Su voz sonaba extenuada, y creo que lanzó un suspiro, consciente de que estábamos hundidos. Habíamos perdido la finca, habíamos perdido a mamá; el sendero embaldosado estaba blanco por los excrementos de gallina, y los cardos y la mala hierba habían conquistado por completo el jardincillo delantero.
—Te acompaño —anunció Hickey, y me agarró por el talle mientras atravesábamos el prado bajo la luz del ocaso.
Hacía algo de fresco, y las vacas se habían tumbado bajo los árboles y nos miraban con los ojos abiertos de par en par. A lo lejos se oía el ladrido de unos perros. La hierba no se movía, y dos murciélagos revolotearon frente a nosotros.
—No te vayas a convertir en una estirada remilgada, ahora que te vas a vivir a ese convento —me dijo.
—Me da miedo Baba; me trata tan mal, Hickey…
—Esa engreída está pidiendo a voces una buena azotaina. Yo sé lo que habría que hacer para meterle miedo…
Pero no dijo el qué.
—Te mandaré alguna monedilla inglesa —dijo para animarme.
Me dejó en la verja de casa de Baba y siguió hacia el hotel Greyhound para tomarse unas copas. Era bastante tarde, pero él prefería beber a esas horas.
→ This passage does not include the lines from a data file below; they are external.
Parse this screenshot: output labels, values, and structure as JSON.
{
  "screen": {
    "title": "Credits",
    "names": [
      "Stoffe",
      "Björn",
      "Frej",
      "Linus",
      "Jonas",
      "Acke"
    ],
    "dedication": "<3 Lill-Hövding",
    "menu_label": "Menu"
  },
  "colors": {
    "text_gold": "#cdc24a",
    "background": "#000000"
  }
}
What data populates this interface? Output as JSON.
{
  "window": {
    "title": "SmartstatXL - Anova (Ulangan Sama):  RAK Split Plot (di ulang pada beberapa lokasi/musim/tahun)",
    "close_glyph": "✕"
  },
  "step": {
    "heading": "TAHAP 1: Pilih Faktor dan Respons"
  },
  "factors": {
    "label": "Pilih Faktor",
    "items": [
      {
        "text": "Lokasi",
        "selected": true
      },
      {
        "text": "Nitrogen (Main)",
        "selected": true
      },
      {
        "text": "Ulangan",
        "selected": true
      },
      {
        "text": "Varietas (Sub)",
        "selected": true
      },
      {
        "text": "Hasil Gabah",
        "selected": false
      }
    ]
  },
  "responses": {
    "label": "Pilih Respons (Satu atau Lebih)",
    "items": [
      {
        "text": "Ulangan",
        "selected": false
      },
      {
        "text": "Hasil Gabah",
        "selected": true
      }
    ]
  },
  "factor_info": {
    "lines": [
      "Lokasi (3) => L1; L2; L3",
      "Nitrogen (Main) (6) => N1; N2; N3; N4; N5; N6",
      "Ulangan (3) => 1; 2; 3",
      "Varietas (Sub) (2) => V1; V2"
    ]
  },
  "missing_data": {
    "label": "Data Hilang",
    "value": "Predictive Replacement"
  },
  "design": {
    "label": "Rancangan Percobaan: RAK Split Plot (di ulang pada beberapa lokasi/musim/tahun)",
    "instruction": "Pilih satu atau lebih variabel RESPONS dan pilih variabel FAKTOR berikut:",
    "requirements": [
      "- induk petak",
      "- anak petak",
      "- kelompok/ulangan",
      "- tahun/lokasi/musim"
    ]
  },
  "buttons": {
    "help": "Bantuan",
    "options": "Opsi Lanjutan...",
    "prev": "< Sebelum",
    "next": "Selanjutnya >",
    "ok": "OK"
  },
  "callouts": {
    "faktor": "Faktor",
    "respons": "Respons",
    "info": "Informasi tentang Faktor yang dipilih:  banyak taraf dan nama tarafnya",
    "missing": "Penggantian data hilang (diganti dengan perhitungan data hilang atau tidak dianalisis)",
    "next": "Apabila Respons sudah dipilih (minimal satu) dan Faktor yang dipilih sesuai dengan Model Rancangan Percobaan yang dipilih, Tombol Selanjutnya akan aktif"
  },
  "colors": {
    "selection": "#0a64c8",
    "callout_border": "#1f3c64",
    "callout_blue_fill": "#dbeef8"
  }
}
Ya en el dormitorio me saqué los tres billetes de cinco que había escondido bajo la camiseta interior. Estaban calentitos, y los guardé debajo de la almohada. Decidí que iría a Limerick al día siguiente para comprarme el uniforme. Cuando Baba subió a acostarse trató de despertarme. Me tiró de las pestañas y me hizo cosquillas en las mejillas con el tallo húmedo de una flor; yo había traído un ramo de casa que había colocado en un jarrón junto a la cama.
Si hablaba con ella quizá averiguase mis planes de ir a Limerick, querría venir conmigo y me aguaría la fiesta.
—¡Declan! —llamó a su hermano desde el baño—. ¿No parece un gurriato cuando duerme? —dijo, y retiró las sábanas para que me viera de cuerpo entero. Me dio frío, y encogí los pies para taparlos con el camisón—. Ronca como una puñetera gorrina —dijo, y poco me faltó para incorporarme y llamarla mentirosa. Pero, acto seguido, los hermanos empezaron una lucha cuerpo a cuerpo y Declan la tumbó mientras ella pedía auxilio a Molly.
—¡Repite eso, repítelo! —amenazaba Declan, blandiendo uno de mis zapatos. Entreabrí los ojos para poder verlos. Declan estaba de mi parte aquella noche.
Después de meterse en la cama, Baba empezó a decirme: «Viene de camino, se te va a aparecer. Vuelve para ordenarte que me regales todas sus joyas». Pero me mantuve impasible y conservé los ojos cerrados.
La luna nos iluminaba y una luz plateada veteaba la moqueta. Dormí mal, y cuando el reloj del abuelo dio las siete me levanté y cogí la ropa para vestirme en el baño. Pero se me olvidó el dinero y tuve que volver a por él. Baba dormía con el pelo desparramado sobre la almohada, y mientras me alejaba se revolvió en la cama. «Cait, Cait», llamó; pero no respondí. Debió de dormirse otra vez, porque bajé a la cocina y me vestí delante de los fogones. Me entusiasmaba la idea de pasar un día entero fuera, lejos de todo el mundo.